Sayın mbulut getirmiş olduğu bu konuda Forumun “Düşünce Özgürlüğü” ve “Vicdan Özgürlüğü” bölümlerinde ayrı ayrı olmak üzere hayli irdeleme ve tartışma yapılmıştı.
Kuşkusuz oradaki irdeleme ve tartışmalar, bu konunun bir başka başlık altında bir kez daha ele alınmasını engellemez. Çünkü gerek Düşünce Özgürlüğü gerek Vicdan Özgürlüğü, sadece Masonlukta değil, genel olarak hemen tüm toplumlarda pek önemlidir. Hele Türkiye’de daha da önemlidir. Türkiye’den çok daha önemli olduğu ülkeler de var ama biz önce kendi sorunlarımızı çözelim ve bu bağlamda gelişme sağlayalım da öteye geçmek sonraya kalsın.
Bu başlık altındaki çalışmamızın gecikmesi ise, moderatörümüzden Sayın mbulut’un bu başlığının Forumdaki yerini değiştirmesini rica edişimiz, sağ olsun onun da bizi kırmayışı ama bunun zaman alması oldu.
Bu girizgâhtan sonra diyeceklerime başlayabilirim.

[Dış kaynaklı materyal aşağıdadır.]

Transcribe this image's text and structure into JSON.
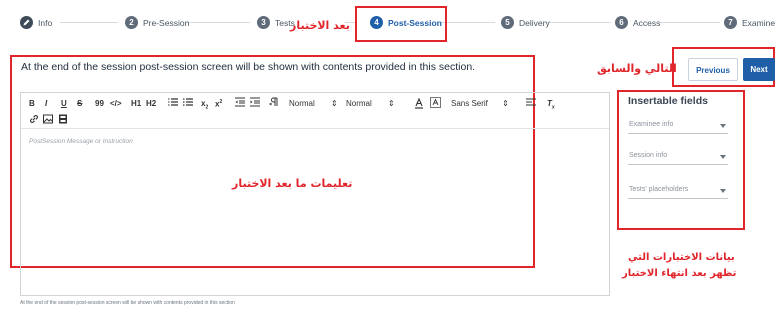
{
  "stepper": {
    "steps": [
      {
        "number": "",
        "label": "Info",
        "state": "done",
        "icon": "pencil-icon"
      },
      {
        "number": "2",
        "label": "Pre-Session",
        "state": "default"
      },
      {
        "number": "3",
        "label": "Tests",
        "state": "default"
      },
      {
        "number": "4",
        "label": "Post-Session",
        "state": "active"
      },
      {
        "number": "5",
        "label": "Delivery",
        "state": "default"
      },
      {
        "number": "6",
        "label": "Access",
        "state": "default"
      },
      {
        "number": "7",
        "label": "Examinee",
        "state": "default"
      }
    ]
  },
  "header": {
    "headline": "At the end of the session post-session screen will be shown with contents provided in this section."
  },
  "buttons": {
    "previous": "Previous",
    "next": "Next"
  },
  "editor": {
    "toolbar": {
      "bold": "B",
      "italic": "I",
      "underline": "U",
      "strike": "S",
      "quote": "99",
      "code": "</>",
      "h1": "H1",
      "h2": "H2",
      "superscript_base": "x",
      "subscript_base": "x",
      "size_label": "Normal",
      "header_label": "Normal",
      "font_label": "Sans Serif",
      "clear": "Tx"
    },
    "placeholder": "PostSession Message or Instruction"
  },
  "hint": "At the end of the session post-session screen will be shown with contents provided in this section",
  "insertable_fields": {
    "title": "Insertable fields",
    "selects": [
      "Examinee info",
      "Session info",
      "Tests' placeholders"
    ]
  },
  "annotations": {
    "post_session_note": "بعد الاختبار",
    "nav_note": "التالي والسابق",
    "editor_note": "تعليمات ما بعد الاختبار",
    "fields_note_line1": "بيانات الاختبارات التي",
    "fields_note_line2": "تظهر بعد انتهاء الاختبار"
  },
  "colors": {
    "accent": "#1f5fa8",
    "annotation_red": "#e0252b",
    "step_grey": "#5f6b78"
  }
}
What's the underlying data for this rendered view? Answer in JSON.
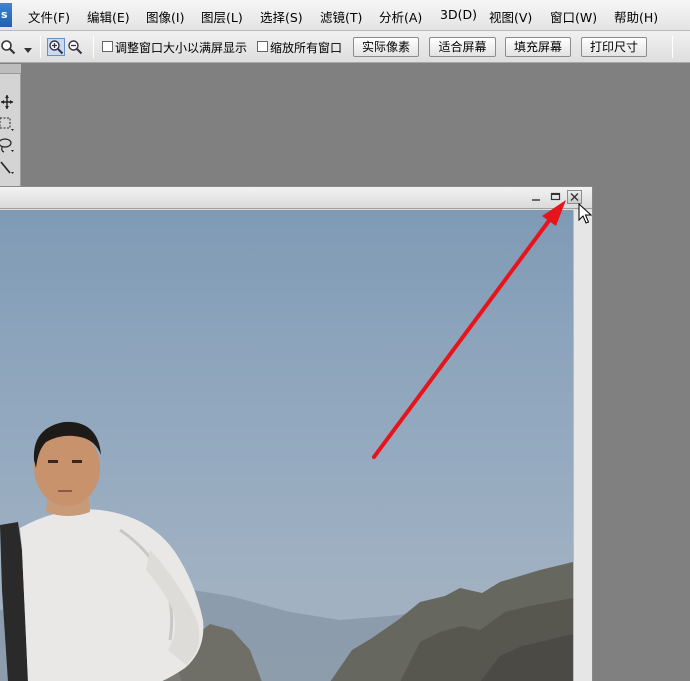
{
  "app": {
    "logo": "s"
  },
  "menu": [
    {
      "label": "文件(F)"
    },
    {
      "label": "编辑(E)"
    },
    {
      "label": "图像(I)"
    },
    {
      "label": "图层(L)"
    },
    {
      "label": "选择(S)"
    },
    {
      "label": "滤镜(T)"
    },
    {
      "label": "分析(A)"
    },
    {
      "label": "3D(D)"
    },
    {
      "label": "视图(V)"
    },
    {
      "label": "窗口(W)"
    },
    {
      "label": "帮助(H)"
    }
  ],
  "options_bar": {
    "resize_windows_label": "调整窗口大小以满屏显示",
    "resize_windows_checked": false,
    "zoom_all_windows_label": "缩放所有窗口",
    "zoom_all_windows_checked": false,
    "actual_pixels_label": "实际像素",
    "fit_screen_label": "适合屏幕",
    "fill_screen_label": "填充屏幕",
    "print_size_label": "打印尺寸",
    "zoom_in_active": true
  },
  "colors": {
    "annotation_arrow": "#e8141b",
    "accent": "#1f5fae"
  },
  "icons": {
    "zoom_tool": "magnifier-icon",
    "zoom_in": "zoom-in-icon",
    "zoom_out": "zoom-out-icon",
    "minimize": "minimize-icon",
    "maximize": "maximize-icon",
    "close": "close-icon",
    "cursor": "mouse-pointer-icon"
  }
}
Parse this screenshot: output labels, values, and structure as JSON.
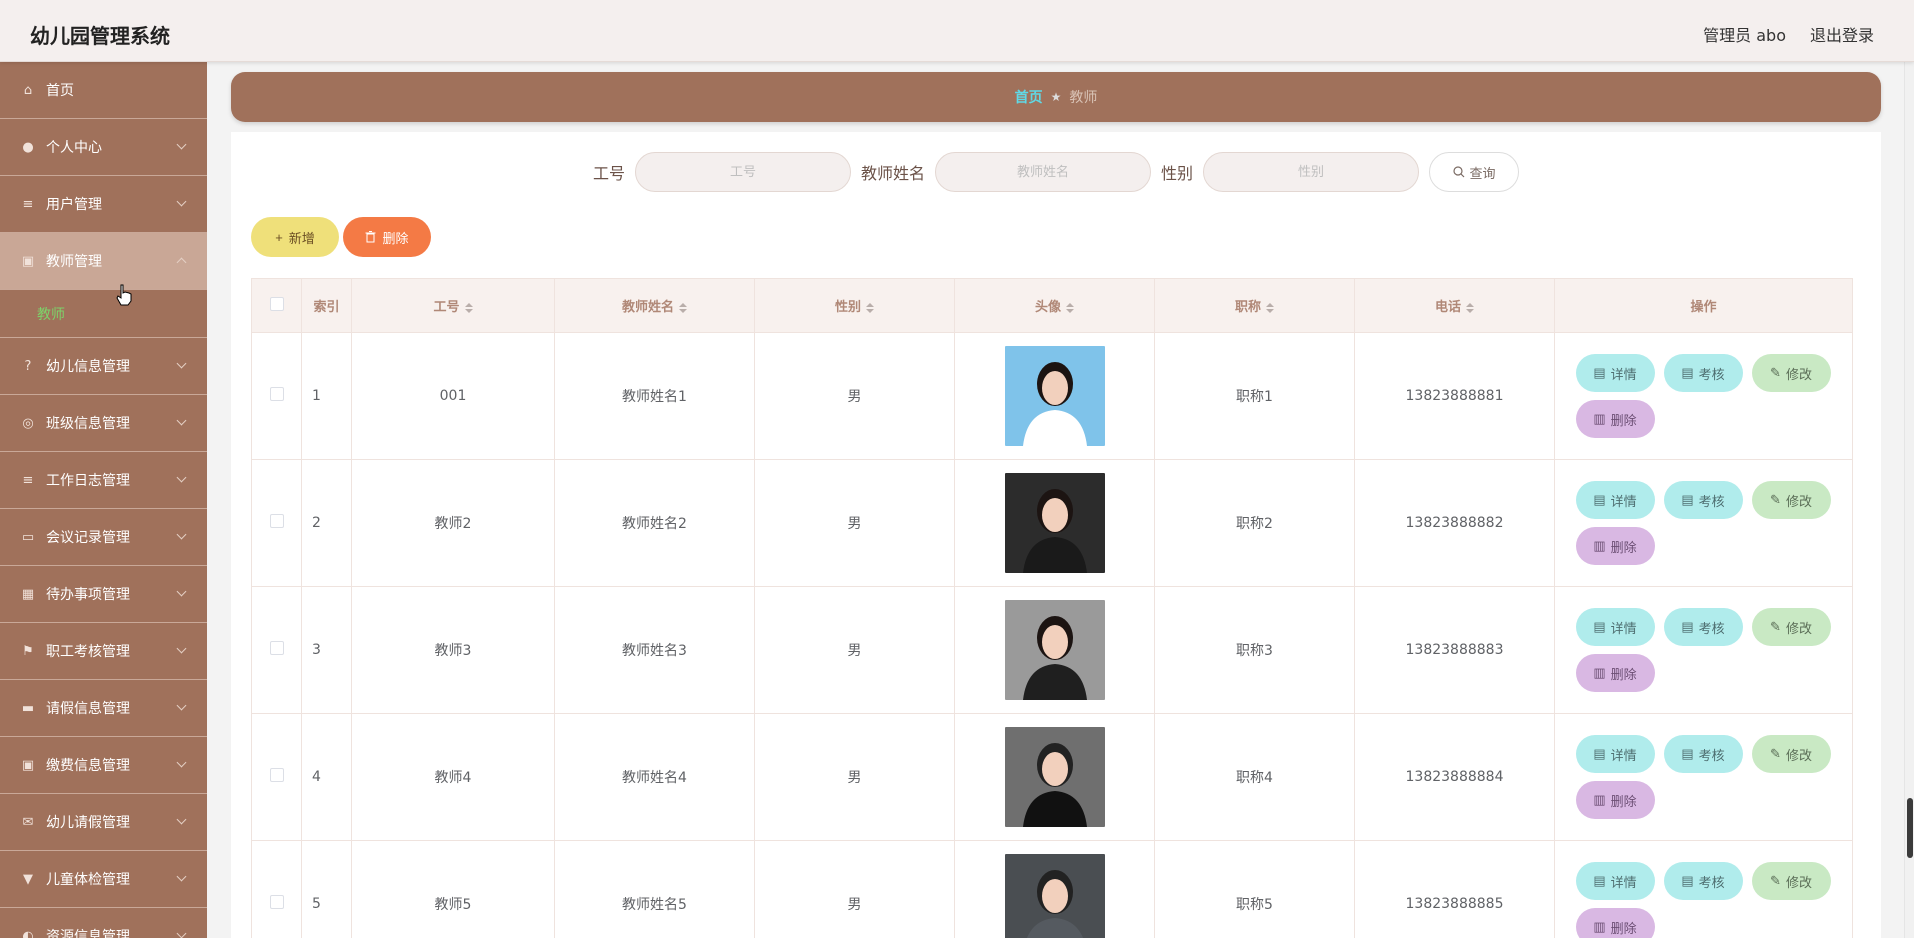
{
  "header": {
    "app_title": "幼儿园管理系统",
    "user_label": "管理员 abo",
    "logout_label": "退出登录"
  },
  "sidebar": {
    "items": [
      {
        "label": "首页",
        "icon": "home-icon",
        "glyph": "⌂"
      },
      {
        "label": "个人中心",
        "icon": "user-icon",
        "glyph": "●"
      },
      {
        "label": "用户管理",
        "icon": "menu-icon",
        "glyph": "≡"
      },
      {
        "label": "教师管理",
        "icon": "clipboard-icon",
        "glyph": "▣"
      },
      {
        "label": "幼儿信息管理",
        "icon": "help-icon",
        "glyph": "?"
      },
      {
        "label": "班级信息管理",
        "icon": "compass-icon",
        "glyph": "◎"
      },
      {
        "label": "工作日志管理",
        "icon": "list-icon",
        "glyph": "≡"
      },
      {
        "label": "会议记录管理",
        "icon": "monitor-icon",
        "glyph": "▭"
      },
      {
        "label": "待办事项管理",
        "icon": "grid-icon",
        "glyph": "▦"
      },
      {
        "label": "职工考核管理",
        "icon": "flag-icon",
        "glyph": "⚑"
      },
      {
        "label": "请假信息管理",
        "icon": "ticket-icon",
        "glyph": "▬"
      },
      {
        "label": "缴费信息管理",
        "icon": "clipboard-icon",
        "glyph": "▣"
      },
      {
        "label": "幼儿请假管理",
        "icon": "mail-icon",
        "glyph": "✉"
      },
      {
        "label": "儿童体检管理",
        "icon": "stamp-icon",
        "glyph": "▼"
      },
      {
        "label": "资源信息管理",
        "icon": "resource-icon",
        "glyph": "◐"
      }
    ],
    "submenu": {
      "label": "教师"
    }
  },
  "breadcrumb": {
    "home": "首页",
    "separator": "★",
    "current": "教师"
  },
  "search": {
    "id_label": "工号",
    "id_placeholder": "工号",
    "name_label": "教师姓名",
    "name_placeholder": "教师姓名",
    "gender_label": "性别",
    "gender_placeholder": "性别",
    "button_label": "查询"
  },
  "actions": {
    "add_label": "新增",
    "delete_label": "删除"
  },
  "table": {
    "headers": {
      "index": "索引",
      "id": "工号",
      "name": "教师姓名",
      "gender": "性别",
      "avatar": "头像",
      "title": "职称",
      "phone": "电话",
      "ops": "操作"
    },
    "op_labels": {
      "detail": "详情",
      "check": "考核",
      "edit": "修改",
      "delete": "删除"
    },
    "rows": [
      {
        "index": "1",
        "id": "001",
        "name": "教师姓名1",
        "gender": "男",
        "title": "职称1",
        "phone": "13823888881"
      },
      {
        "index": "2",
        "id": "教师2",
        "name": "教师姓名2",
        "gender": "男",
        "title": "职称2",
        "phone": "13823888882"
      },
      {
        "index": "3",
        "id": "教师3",
        "name": "教师姓名3",
        "gender": "男",
        "title": "职称3",
        "phone": "13823888883"
      },
      {
        "index": "4",
        "id": "教师4",
        "name": "教师姓名4",
        "gender": "男",
        "title": "职称4",
        "phone": "13823888884"
      },
      {
        "index": "5",
        "id": "教师5",
        "name": "教师姓名5",
        "gender": "男",
        "title": "职称5",
        "phone": "13823888885"
      }
    ]
  },
  "colors": {
    "brand": "#a0715b",
    "breadcrumb_home": "#5fd9e6",
    "submenu_active": "#7dd36a",
    "add_button": "#efe07a",
    "delete_button": "#f47a45"
  }
}
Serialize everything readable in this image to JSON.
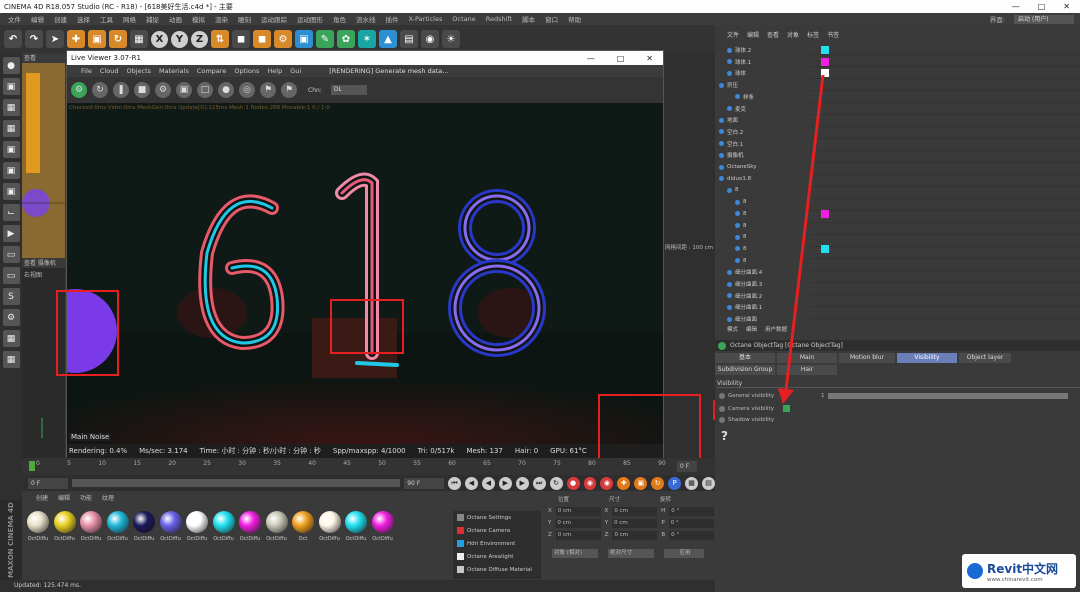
{
  "app": {
    "title": "CINEMA 4D R18.057 Studio (RC - R18) - [618美好生活.c4d *] - 主要",
    "menu": [
      "文件",
      "编辑",
      "创建",
      "选择",
      "工具",
      "网格",
      "捕捉",
      "动画",
      "模拟",
      "渲染",
      "雕刻",
      "运动跟踪",
      "运动图形",
      "角色",
      "流水线",
      "插件",
      "X-Particles",
      "Octane",
      "Redshift",
      "脚本",
      "窗口",
      "帮助"
    ],
    "layout_label": "界面:",
    "layout_value": "启动 (用户)",
    "toolbar_axes": [
      "X",
      "Y",
      "Z"
    ]
  },
  "viewports": {
    "top_label": "查看",
    "bottom_label": "查看  摄像机",
    "bottom_sub": "右视图",
    "right_grid": "网格间距 : 100 cm"
  },
  "live_viewer": {
    "title": "Live Viewer 3.07-R1",
    "menu": [
      "File",
      "Cloud",
      "Objects",
      "Materials",
      "Compare",
      "Options",
      "Help",
      "Gui"
    ],
    "status": "[RENDERING] Generate mesh data...",
    "chn_label": "Chn:",
    "chn_value": "DL",
    "debug_line": "Checked:0ms  Vidm:0ms  MeshGen:0ms  Update[G]:125ms  Mesh:1 Nodes:268 Movable:1  0 / 1:0",
    "render_text": "618",
    "tabs": "Main  Noise",
    "stats": {
      "rendering": "Rendering: 0.4%",
      "ms_sec": "Ms/sec: 3.174",
      "time": "Time: 小时 : 分钟 : 秒/小时 : 分钟 : 秒",
      "spp": "Spp/maxspp: 4/1000",
      "tri": "Tri: 0/517k",
      "mesh": "Mesh: 137",
      "hair": "Hair: 0",
      "gpu": "GPU: 61°C"
    }
  },
  "timeline": {
    "ticks": [
      "0",
      "5",
      "10",
      "15",
      "20",
      "25",
      "30",
      "35",
      "40",
      "45",
      "50",
      "55",
      "60",
      "65",
      "70",
      "75",
      "80",
      "85",
      "90"
    ],
    "start_field": "0 F",
    "end_field": "90 F",
    "frame_field": "0 F"
  },
  "materials": {
    "menu": [
      "创建",
      "编辑",
      "功能",
      "纹理"
    ],
    "items": [
      {
        "label": "OctDiffu",
        "color": "#e8e0c8"
      },
      {
        "label": "OctDiffu",
        "color": "#e8d020"
      },
      {
        "label": "OctDiffu",
        "color": "#e890a8"
      },
      {
        "label": "OctDiffu",
        "color": "#20b8d8"
      },
      {
        "label": "OctDiffu",
        "color": "#1a1a5a"
      },
      {
        "label": "OctDiffu",
        "color": "#6a60e8"
      },
      {
        "label": "OctDiffu",
        "color": "#ffffff"
      },
      {
        "label": "OctDiffu",
        "color": "#20e0f0"
      },
      {
        "label": "OctDiffu",
        "color": "#f020e0"
      },
      {
        "label": "OctDiffu",
        "color": "#c8c8b8"
      },
      {
        "label": "Oct",
        "color": "#f0a020"
      },
      {
        "label": "OctDiffu",
        "color": "#fff8e8"
      },
      {
        "label": "OctDiffu",
        "color": "#20e0f0"
      },
      {
        "label": "OctDiffu",
        "color": "#f020e0"
      }
    ],
    "octane_menu": [
      {
        "label": "Octane Settings",
        "color": "#888"
      },
      {
        "label": "Octane Camera",
        "color": "#d83030"
      },
      {
        "label": "Hdri Environment",
        "color": "#20a0e0"
      },
      {
        "label": "Octane Arealight",
        "color": "#eeeeee"
      },
      {
        "label": "Octane Diffuse Material",
        "color": "#c8c8c8"
      }
    ]
  },
  "coords": {
    "headers": [
      "位置",
      "尺寸",
      "旋转"
    ],
    "rows": [
      {
        "axis1": "X",
        "pos": "0 cm",
        "axis2": "X",
        "size": "0 cm",
        "axis3": "H",
        "rot": "0 °"
      },
      {
        "axis1": "Y",
        "pos": "0 cm",
        "axis2": "Y",
        "size": "0 cm",
        "axis3": "P",
        "rot": "0 °"
      },
      {
        "axis1": "Z",
        "pos": "0 cm",
        "axis2": "Z",
        "size": "0 cm",
        "axis3": "B",
        "rot": "0 °"
      }
    ],
    "mode": "对象 (相对)",
    "size_mode": "绝对尺寸",
    "apply": "应用"
  },
  "objects": {
    "menu": [
      "文件",
      "编辑",
      "查看",
      "对象",
      "标签",
      "书签"
    ],
    "rows": [
      {
        "name": "球体.2",
        "indent": 1,
        "tag": "#20e0f0"
      },
      {
        "name": "球体.1",
        "indent": 1,
        "tag": "#f020e0"
      },
      {
        "name": "球体",
        "indent": 1,
        "tag": "#ffffff"
      },
      {
        "name": "挤压",
        "indent": 0,
        "tag": ""
      },
      {
        "name": "样条",
        "indent": 2,
        "tag": ""
      },
      {
        "name": "麦克",
        "indent": 1,
        "tag": ""
      },
      {
        "name": "地面",
        "indent": 0,
        "tag": ""
      },
      {
        "name": "空白.2",
        "indent": 0,
        "tag": ""
      },
      {
        "name": "空白.1",
        "indent": 0,
        "tag": ""
      },
      {
        "name": "摄像机",
        "indent": 0,
        "tag": ""
      },
      {
        "name": "OctaneSky",
        "indent": 0,
        "tag": ""
      },
      {
        "name": "diduo1.8",
        "indent": 0,
        "tag": ""
      },
      {
        "name": "8",
        "indent": 1,
        "tag": ""
      },
      {
        "name": "8",
        "indent": 2,
        "tag": ""
      },
      {
        "name": "8",
        "indent": 2,
        "tag": "#f020e0"
      },
      {
        "name": "8",
        "indent": 2,
        "tag": ""
      },
      {
        "name": "8",
        "indent": 2,
        "tag": ""
      },
      {
        "name": "8",
        "indent": 2,
        "tag": "#20e0f0"
      },
      {
        "name": "8",
        "indent": 2,
        "tag": ""
      },
      {
        "name": "细分曲面.4",
        "indent": 1,
        "tag": ""
      },
      {
        "name": "细分曲面.3",
        "indent": 1,
        "tag": ""
      },
      {
        "name": "细分曲面.2",
        "indent": 1,
        "tag": ""
      },
      {
        "name": "细分曲面.1",
        "indent": 1,
        "tag": ""
      },
      {
        "name": "细分曲面",
        "indent": 1,
        "tag": ""
      }
    ]
  },
  "attributes": {
    "menu": [
      "模式",
      "编辑",
      "用户数据"
    ],
    "tag_title": "Octane ObjectTag [Octane ObjectTag]",
    "tabs": [
      "基本",
      "Main",
      "Motion blur",
      "Visibility",
      "Object layer",
      "Subdivision Group",
      "Hair"
    ],
    "active_tab": "Visibility",
    "section": "Visibility",
    "props": [
      "General visibility",
      "Camera visibility",
      "Shadow visibility"
    ],
    "general_value": "1",
    "help": "?"
  },
  "watermark": {
    "name": "Revit中文网",
    "url": "www.chinarevit.com"
  },
  "status_bar": "Updated: 125.474 ms.",
  "cinema_logo": "MAXON CINEMA 4D"
}
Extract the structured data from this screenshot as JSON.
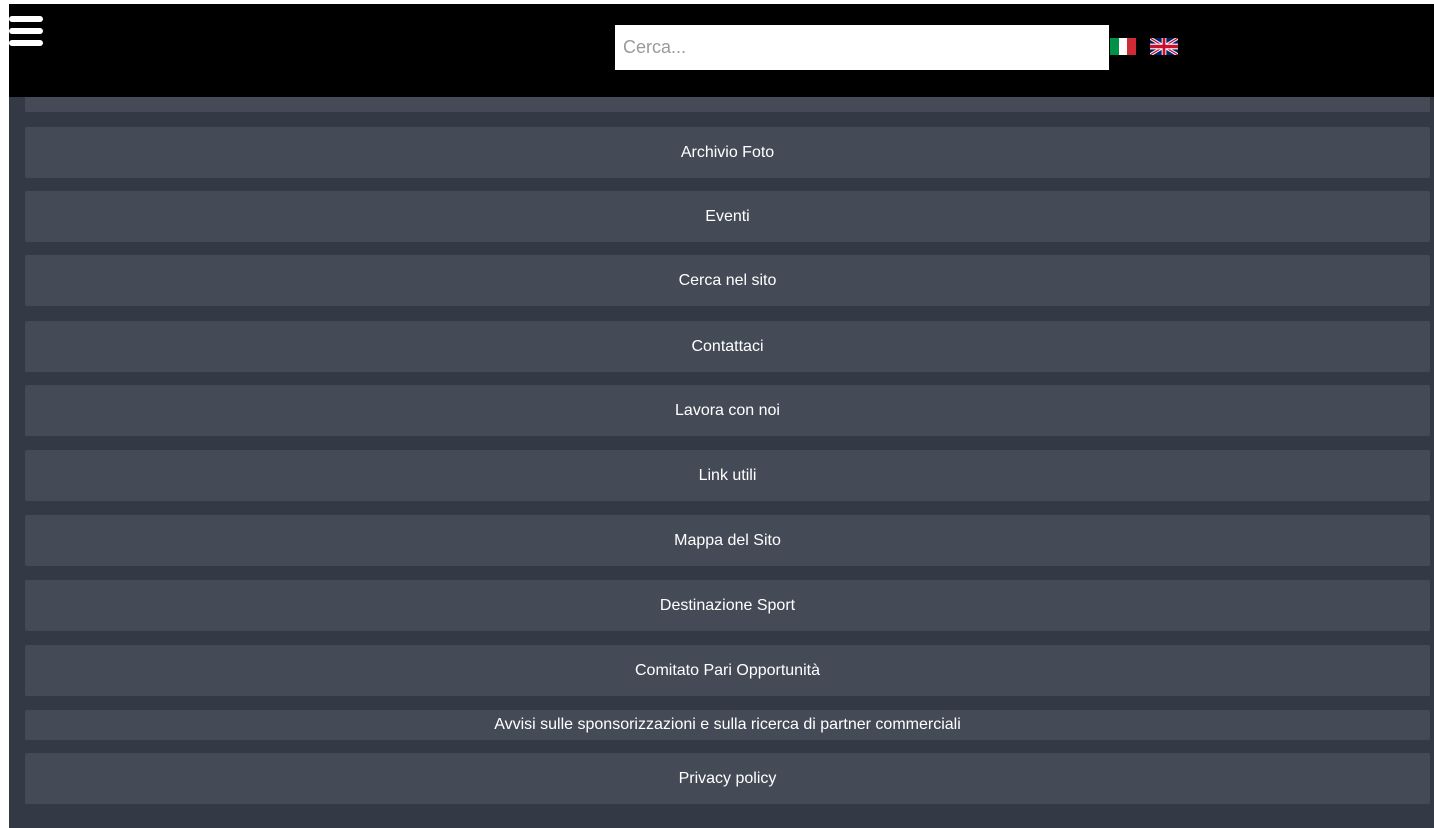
{
  "header": {
    "search_placeholder": "Cerca...",
    "menu_icon": "hamburger-icon",
    "flags": [
      "italian-flag-icon",
      "uk-flag-icon"
    ]
  },
  "menu": {
    "items": [
      {
        "label": ""
      },
      {
        "label": "Archivio Foto"
      },
      {
        "label": "Eventi"
      },
      {
        "label": "Cerca nel sito"
      },
      {
        "label": "Contattaci"
      },
      {
        "label": "Lavora con noi"
      },
      {
        "label": "Link utili"
      },
      {
        "label": "Mappa del Sito"
      },
      {
        "label": "Destinazione Sport"
      },
      {
        "label": "Comitato Pari Opportunità"
      },
      {
        "label": "Avvisi sulle sponsorizzazioni e sulla ricerca di partner commerciali"
      },
      {
        "label": "Privacy policy"
      }
    ]
  },
  "colors": {
    "header_bg": "#000000",
    "panel_bg": "#343a45",
    "item_bg": "#444b56",
    "text": "#ffffff"
  }
}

Düşünce ve vicdan özgürlüğünün ortak yanlarından biri, bu özgürlüklerin dünyanın bir ülkesinde tam, %99 sağlanamamış oluşudur. Gerçi bu bağlamda ileri gitmiş uluslar ve toplumlar vardır ama onların bire noksanlarından söz etmek olanaklıdır.
Acaba bu özgürlüklerin üstün bir düzeyde oluşu bir yüzdeyle gösterilebilir mi?...
Bilemem. Ancak geçmişteki bazı akademik çalışmalarda edinmiş olduğum deneyim, bu gibi sosyal nitelikli konularda %70-75 gibi bir rakamın hayli yüksek düzeyde bir başarı sayıldığıdır.
Sayın mbulut Atatürk’ün bir sözüyle başlamış. Ne güzel!... Aslında o söz öyle değil şöyledir: “Muallimler, Cumhuriyet sizden fikri hür, vicdanı hür , irfanı hür , nesiller ister." Demek ki işin içinde bir de irfan var yani seziş yeteneği.
Atatürk’ün gerek düşünce özgürlüğü gerekse vicdan özgürlüğü üzerine çok sözü, vecizesi vardır. Hepsini tutabilmiş olsaydık, günümüzde Türkiye’de bu özgürlükler, Batı ülkelerini kıskandırabilecek düzeye varmış olurdu.
Aslında bu “fikri hür, vicdanı hür , irfanı hür” üçlemesi, özgün olarak Tevfik Fikret’indir, bilirsiniz… Yoksa bilmez misiniz? Şöyle demiştir bir şiirinde:
Kimseden bir fayda ummam ben, dilenmem kol kanat
Kendi boşluk, kendi gökkubbemde kendim gezginim,
Bir eğik baş bir boyunduruktan ağırdır boynuma;
Fikri hür, irfanı hür, vicdanı hür bir şairim.
(Şiirin tamamını internette birçok sitede bulabilirsiniz. Ben de onların birinden kopyaladım.)
Ancak ne olmuş yani önce Tevfik Fikret söylemişse… Atatürk bunu tek kişinin bireyselliğinden çıkarıp tüm Cumhuriyet çocuklarına yansıtmış ve öğretmenlere de ağır bir görev yüklemiş; vasiyet gibi…
Sayın mbulut sormuş “Fikir ve vicdan hürriyetine sahip nesillerin yetişmesinin tek sorumluları öğretmenler mi?” diye…
Benim yanıtım “Evet!”
Karşılarında büyük engeller var. En büyük engel de o nesillerin aileleri. Buna karşın sorumlu, yükümlü olanlar öğretmenler.
Bu nedenle de belki de öğretmenlik, bu ülkenin en değerli, en önemli, en kutsal işi ve mesleği…
Bir iş ve meslek oluşunun ötesinde bir zanaat… Masonluk gibi. Bir görev içeren, bir ülküye yönelmiş, ilkeli bir zanaat, bir meslek, bir iş…
Sayın mbulut tek bir kerede o kadar çok yazmış ki, benim nefesim aynı tempoda o kadar uzun boylu koşmaya yetmiyor. Bu aşamada biraz dinlenip nefes alayım. Sonra devam ederim. Bu arada belki başka katkılar da gelir.